As for Graduation Day, I'd only recommend it to slasher aficionadoes; if you don't enjoy body count flicks anyway this one certainly won't change your mind. Freed and his producer freely admit they made the film quickly, snatching up the title because all of the more traditional holidays were taken and didn't want anyone else to get this one, too - not exactly a labor of love. It shows a bit in the pacing, the film runs longer than the average slasher of the era but has fewer deaths (a plot necessity since the killer is only after a track team), but it's still got enough of what you watch these films for, and I have fun when I revisit it every couple years (my first viewing was also the first time I used Netflix "Instant", back in 2008). The deaths are pretty elaborate (one by football!) and the final chase has a pretty great spin on the "find the dead friends" tradition, where the killer's insistence on stringing up bodies actually impedes his pursuit at one point. It's also got the great Christopher George (Linda's husband) as the coach, two years and only a handful of movies prior to his death in 1983.
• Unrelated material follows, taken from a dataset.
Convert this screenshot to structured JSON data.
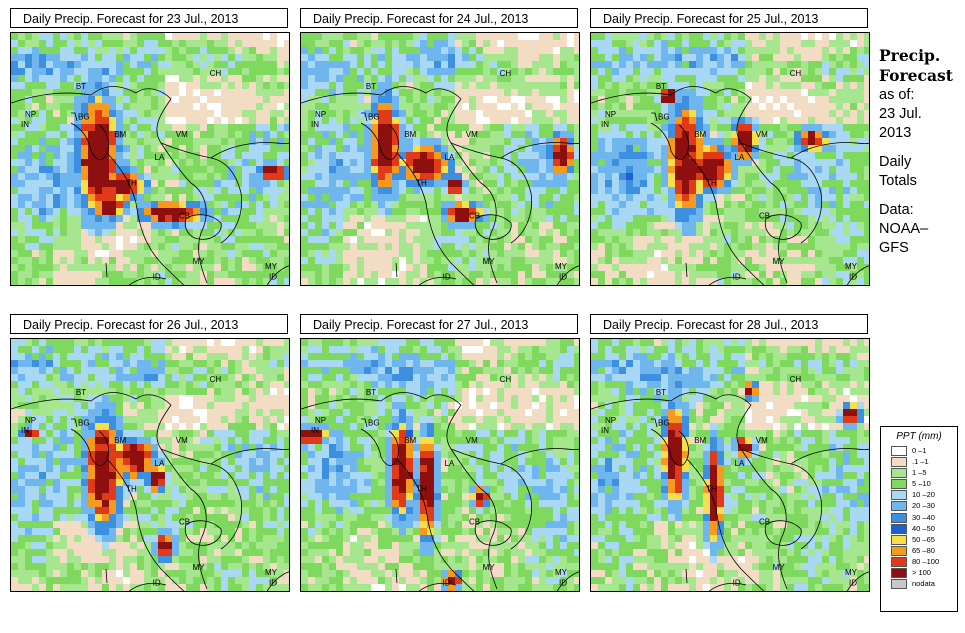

One of my favorite things about Horror Movie A Day was discovering these filmmakers, who made their mark in only a handful of films and then either switched gears or disappeared entirely. No one's ever going to put Mr. Freed up there with the likes of Carpenter and Craven, but his three horror films are memorable in their own offbeat ways and are worth seeing, which gives him a 100% track record in my book. Beyond Evil is easily the best of the three thanks to its nuttier plot and always entertaining leads (though George lacks an outburst on par with her iconic "Bastardsssssssss!!!" from Pieces), and I thank Vinegar Syndrome for bringing it into my life at the time of the year when I can appreciate its mix of goofy nonsense and total lack of pretension the most. I know folks love watching the movies that scare them the most around this time of year, but I tend to gravitate toward the ones that put a goofy smile on my face. And John Saxon yelling at "islanders" did just that.